Some PET systems have so called time-of-flight (TOF) capabilities. In these systems, the difference in arrival time of the two high-energy photons is measured with high accuracy. This measurement is used to estimate the rough position of the radioactive decay along the LOR. Included in the image reconstruction, the TOF information can improve image quality and quantitative accuracy, thereby improving lesion detectability.
FIG. 1 shows an example of this kind of interaction geometry. Here object 104 is the patient, and it is assumed that a coincidence event is detected by detectors 110 and 112 of the system. Numerous other detectors (not shown) would be present at the periphery of chamber 102 in a real system. From this observation, the annihilation event is known to have occurred somewhere on the line of response 108, e.g., at point 106. Each registered coincidence event will have its corresponding line of response, and in general there will be no organization or pattern in the obtained lines of response. Positron absorption and emission are random events, and the line of response orientation from each electron-positron annihilation event is also random. A processor 120 is employed to reconstruct an image of object 104 from the measured data.

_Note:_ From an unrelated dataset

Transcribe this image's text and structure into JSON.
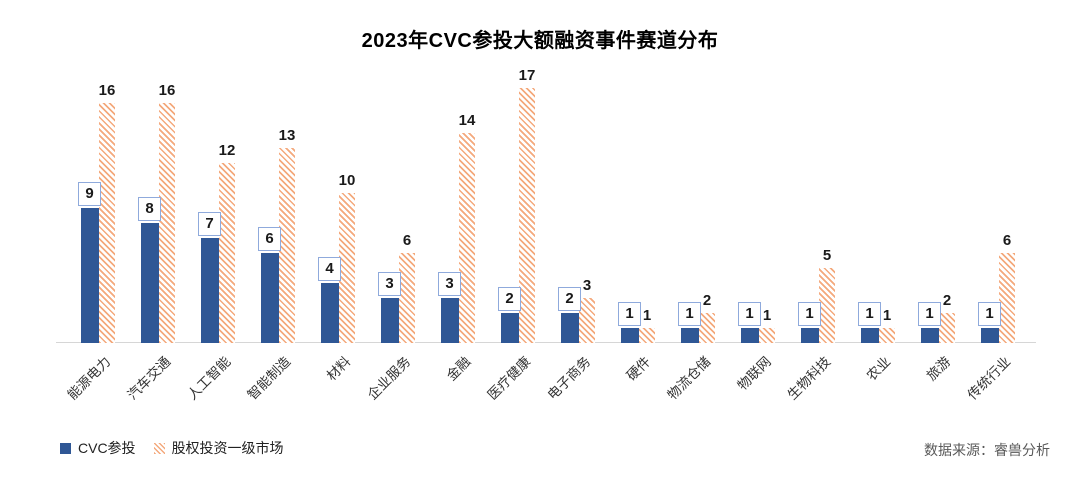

Although coincidence events provide line-integral measurements of the tracer distribution, histogramming these events into a sinogram is often inefficient because the number of events recorded is much smaller than the number of possible measurements, and, therefore, the sinogram is sparsely filled. Instead, reconstruction is performed directly from the list-mode data, using algorithms such as list-mode ordered-subsets expectation-maximization (OSEM), a variation of the popular OSEM algorithm, itself an accelerated version of the EM algorithm. List-mode OSEM computes the maximum likelihood estimate by iteratively applying a sequence of forward and back-projection operations along a list of lines. The forward and back-projection operations are performed along individual lines, taken from a list representing recorded coincidence events. The image is typically initialized with ones.
List-mode OSEM is a computationally-demanding algorithm that cannot be implemented using GPU texture-mapping approaches because the linear mapping between image space and projection space does not apply to a list of randomly-oriented lines. Instead, lines must be processed individually, which raises new, complex challenges for a GPU implementation.
A previous implementation of list-mode OSEM using a GPU is described in US patent publication 2007/0201611 and in an article by Pratx et al. “Fast, accurate and shift-varying line projections for iterative reconstruction using the GPU” (IEEE Trans. Med. Image 28(3) (2009) p435), both of which are incorporated by reference in their entirety. In the cited work, the data write operations were performed by programming in the vertex shaders where the output is written. A rectangular polygon is drawn into the frame-buffer object so that it encompasses the intersection of the line with the slice.
However, it remains desirable to provide further improvements for list mode OSEM reconstruction implementations using GPUs.